Qu'est-ce qu'entend M. R.... par le ridicule de la vertu? Ces deux mots se détruisent mutuellement ; il falloit dire d'une vertu, privée par humeur ou par orgueil de son plus cher avantage et de sa marque la plus distinctive, celle de se faire aimer. M. R.... croiroit-il qu'une vertu douce, et qui attire à elle tous les cœurs, n'est pas la vraie et solide vertu? S'imagineroit-il qu'elle n'existe pas, parce qu'il a pu en trouver la pratique difficile et rare? Il n'y a qu'un misanthrope qui puisse donner le nom de vertu à son dégoût pour l'humanité.

Pourquoi haïr ses semblables? Pourquoi dans la société se donner un titre qui la déchire? Pourquoi Alceste, à qui Molière auroit fait pratiquer la vertu s'il avoit voulu le peindre comme un véritable homme de bien, n'est-il jamais, dans tout le cours de la pièce, ni doux, ni patient, ni juste, ni humain? Pourquoi n'y est-il au contraire que brusque, bizarre, emporté, insupportable aux autres? Pourquoi fait-il, en aimant, le choix le moins assorti et le plus ridicule? Pourquoi, malgré les sages réflexions de ses amis, est-il le jouet éternel d'une médisante et d'une coquette qui ne rassemble chez elle que des fats? Pourquoi, dans un âge mûr, où les fautes de la jeunesse deviennent presque des vices, remplit-il chez elle le personnage d'un écolier? Non, encore un coup, Alceste n'est pas, dans la rigueur du terme, un véritable homme de bien.

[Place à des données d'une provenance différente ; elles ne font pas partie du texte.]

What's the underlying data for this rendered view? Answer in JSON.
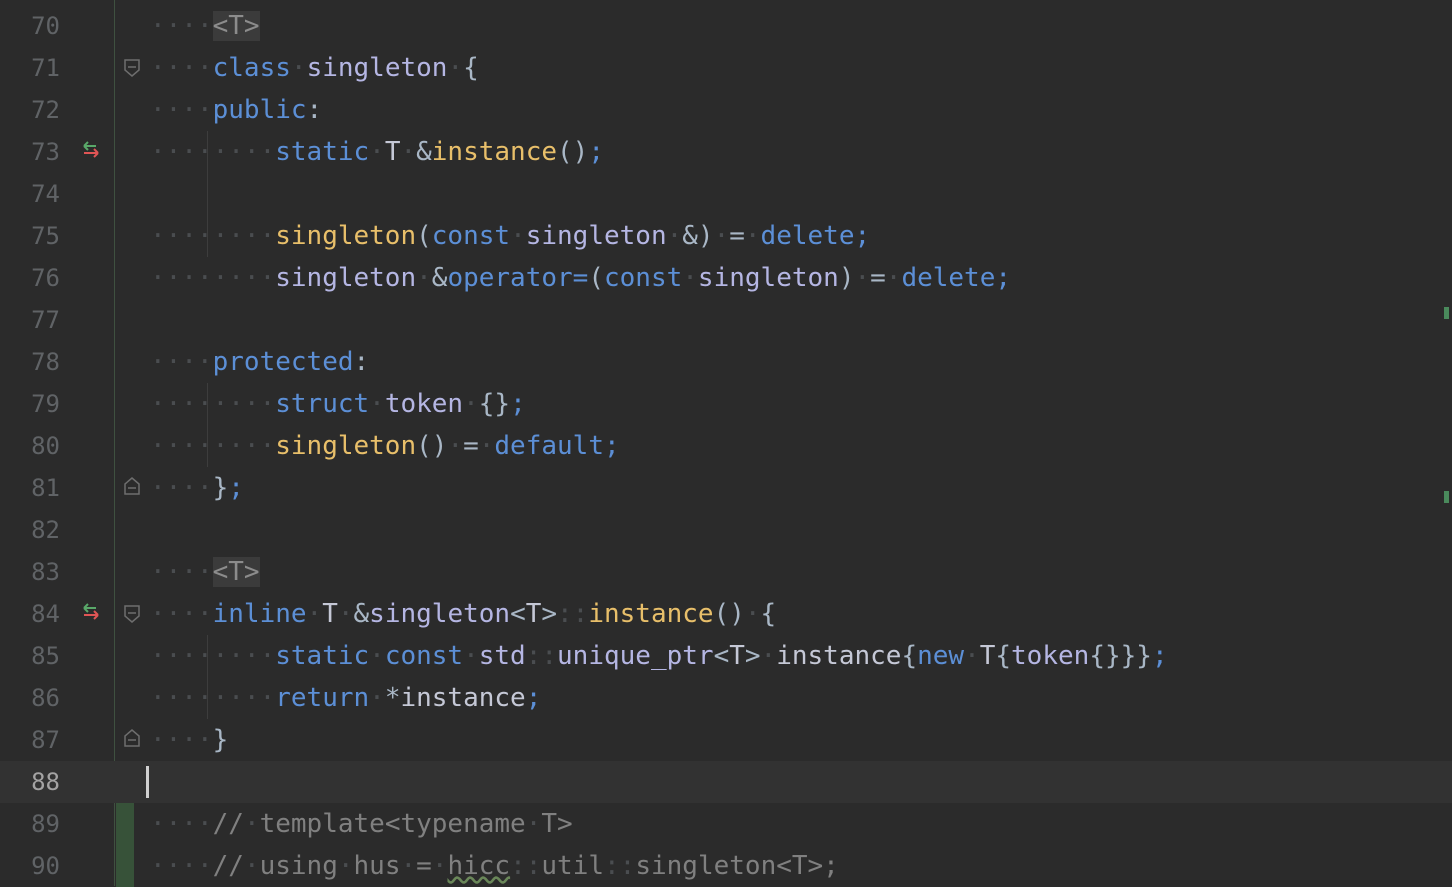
{
  "editor": {
    "current_line": 88,
    "lines": [
      {
        "n": "70",
        "tokens": [
          [
            "ws",
            "····"
          ],
          [
            "hint",
            "<T>"
          ]
        ]
      },
      {
        "n": "71",
        "tokens": [
          [
            "ws",
            "····"
          ],
          [
            "kw",
            "class"
          ],
          [
            "ws",
            "·"
          ],
          [
            "cls",
            "singleton"
          ],
          [
            "ws",
            "·"
          ],
          [
            "op",
            "{"
          ]
        ]
      },
      {
        "n": "72",
        "tokens": [
          [
            "ws",
            "····"
          ],
          [
            "kw",
            "public"
          ],
          [
            "op",
            ":"
          ]
        ]
      },
      {
        "n": "73",
        "tokens": [
          [
            "ws",
            "········"
          ],
          [
            "kw",
            "static"
          ],
          [
            "ws",
            "·"
          ],
          [
            "id",
            "T"
          ],
          [
            "ws",
            "·"
          ],
          [
            "op",
            "&"
          ],
          [
            "fn",
            "instance"
          ],
          [
            "op",
            "()"
          ],
          [
            "punc",
            ";"
          ]
        ]
      },
      {
        "n": "74",
        "tokens": []
      },
      {
        "n": "75",
        "tokens": [
          [
            "ws",
            "········"
          ],
          [
            "fn",
            "singleton"
          ],
          [
            "op",
            "("
          ],
          [
            "kw",
            "const"
          ],
          [
            "ws",
            "·"
          ],
          [
            "cls",
            "singleton"
          ],
          [
            "ws",
            "·"
          ],
          [
            "op",
            "&)"
          ],
          [
            "ws",
            "·"
          ],
          [
            "op",
            "="
          ],
          [
            "ws",
            "·"
          ],
          [
            "kw",
            "delete"
          ],
          [
            "punc",
            ";"
          ]
        ]
      },
      {
        "n": "76",
        "tokens": [
          [
            "ws",
            "········"
          ],
          [
            "cls",
            "singleton"
          ],
          [
            "ws",
            "·"
          ],
          [
            "op",
            "&"
          ],
          [
            "kw",
            "operator="
          ],
          [
            "op",
            "("
          ],
          [
            "kw",
            "const"
          ],
          [
            "ws",
            "·"
          ],
          [
            "cls",
            "singleton"
          ],
          [
            "op",
            ")"
          ],
          [
            "ws",
            "·"
          ],
          [
            "op",
            "="
          ],
          [
            "ws",
            "·"
          ],
          [
            "kw",
            "delete"
          ],
          [
            "punc",
            ";"
          ]
        ]
      },
      {
        "n": "77",
        "tokens": []
      },
      {
        "n": "78",
        "tokens": [
          [
            "ws",
            "····"
          ],
          [
            "kw",
            "protected"
          ],
          [
            "op",
            ":"
          ]
        ]
      },
      {
        "n": "79",
        "tokens": [
          [
            "ws",
            "········"
          ],
          [
            "kw",
            "struct"
          ],
          [
            "ws",
            "·"
          ],
          [
            "cls",
            "token"
          ],
          [
            "ws",
            "·"
          ],
          [
            "op",
            "{}"
          ],
          [
            "punc",
            ";"
          ]
        ]
      },
      {
        "n": "80",
        "tokens": [
          [
            "ws",
            "········"
          ],
          [
            "fn",
            "singleton"
          ],
          [
            "op",
            "()"
          ],
          [
            "ws",
            "·"
          ],
          [
            "op",
            "="
          ],
          [
            "ws",
            "·"
          ],
          [
            "kw",
            "default"
          ],
          [
            "punc",
            ";"
          ]
        ]
      },
      {
        "n": "81",
        "tokens": [
          [
            "ws",
            "····"
          ],
          [
            "op",
            "}"
          ],
          [
            "punc",
            ";"
          ]
        ]
      },
      {
        "n": "82",
        "tokens": []
      },
      {
        "n": "83",
        "tokens": [
          [
            "ws",
            "····"
          ],
          [
            "hint",
            "<T>"
          ]
        ]
      },
      {
        "n": "84",
        "tokens": [
          [
            "ws",
            "····"
          ],
          [
            "kw",
            "inline"
          ],
          [
            "ws",
            "·"
          ],
          [
            "id",
            "T"
          ],
          [
            "ws",
            "·"
          ],
          [
            "op",
            "&"
          ],
          [
            "cls",
            "singleton"
          ],
          [
            "op",
            "<"
          ],
          [
            "id",
            "T"
          ],
          [
            "op",
            ">"
          ],
          [
            "ws",
            "::"
          ],
          [
            "fn",
            "instance"
          ],
          [
            "op",
            "()"
          ],
          [
            "ws",
            "·"
          ],
          [
            "op",
            "{"
          ]
        ]
      },
      {
        "n": "85",
        "tokens": [
          [
            "ws",
            "········"
          ],
          [
            "kw",
            "static"
          ],
          [
            "ws",
            "·"
          ],
          [
            "kw",
            "const"
          ],
          [
            "ws",
            "·"
          ],
          [
            "cls",
            "std"
          ],
          [
            "ws",
            "::"
          ],
          [
            "cls",
            "unique_ptr"
          ],
          [
            "op",
            "<"
          ],
          [
            "id",
            "T"
          ],
          [
            "op",
            ">"
          ],
          [
            "ws",
            "·"
          ],
          [
            "id",
            "instance"
          ],
          [
            "op",
            "{"
          ],
          [
            "kw",
            "new"
          ],
          [
            "ws",
            "·"
          ],
          [
            "id",
            "T"
          ],
          [
            "op",
            "{"
          ],
          [
            "cls",
            "token"
          ],
          [
            "op",
            "{}}}"
          ],
          [
            "punc",
            ";"
          ]
        ]
      },
      {
        "n": "86",
        "tokens": [
          [
            "ws",
            "········"
          ],
          [
            "kw",
            "return"
          ],
          [
            "ws",
            "·"
          ],
          [
            "op",
            "*"
          ],
          [
            "id",
            "instance"
          ],
          [
            "punc",
            ";"
          ]
        ]
      },
      {
        "n": "87",
        "tokens": [
          [
            "ws",
            "····"
          ],
          [
            "op",
            "}"
          ]
        ]
      },
      {
        "n": "88",
        "tokens": []
      },
      {
        "n": "89",
        "tokens": [
          [
            "ws",
            "····"
          ],
          [
            "cmt",
            "//"
          ],
          [
            "ws",
            "·"
          ],
          [
            "cmt",
            "template<typename"
          ],
          [
            "ws",
            "·"
          ],
          [
            "cmt",
            "T>"
          ]
        ]
      },
      {
        "n": "90",
        "tokens": [
          [
            "ws",
            "····"
          ],
          [
            "cmt",
            "//"
          ],
          [
            "ws",
            "·"
          ],
          [
            "cmt",
            "using"
          ],
          [
            "ws",
            "·"
          ],
          [
            "cmt",
            "hus"
          ],
          [
            "ws",
            "·"
          ],
          [
            "cmt",
            "="
          ],
          [
            "ws",
            "·"
          ],
          [
            "err",
            "hicc"
          ],
          [
            "ws",
            "::"
          ],
          [
            "cmt",
            "util"
          ],
          [
            "ws",
            "::"
          ],
          [
            "cmt",
            "singleton<T>;"
          ]
        ]
      }
    ],
    "override_marker_lines": [
      "73",
      "84"
    ],
    "fold_open_lines": [
      "71",
      "84"
    ],
    "fold_close_lines": [
      "81",
      "87"
    ],
    "vcs_added_lines": [
      "89",
      "90"
    ]
  },
  "icons": {
    "override": "implements-override-icon",
    "fold_open": "fold-open-icon",
    "fold_close": "fold-close-icon"
  },
  "colors": {
    "background": "#2b2b2b",
    "keyword": "#5c8fd6",
    "function": "#e8bf6a",
    "class": "#b5b6e3",
    "comment": "#808080",
    "vcs_added": "#375239"
  }
}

A quels traits M. R.... a-t-il pu le reconnoître pour tel? Est-ce au ton âcre et sans retenue dont il fait,

dans la première scène, le portrait de l'homme avec lequel il est en procès? Est-ce au souhait barbare autant qu'insensé, de voir ses juges commettre une iniquité, en lui faisant perdre sa cause, pour avoir le plaisir de les haïr et de les déchirer? Les parbleu, morbleu, tétebleu, etc. dont tous ses discours sont lardés, sont-ils des signes auxquels M. R.... reconnoisse un homme vraiment vertueux? Est-ce au courroux déraisonnable qui le transporte contre un valet trop lent à lui trouver un papier dans la scène Iv du Ive acte, que le citoyen de Genève a conçu l'estime profonde qu'il a pour ce personnage ?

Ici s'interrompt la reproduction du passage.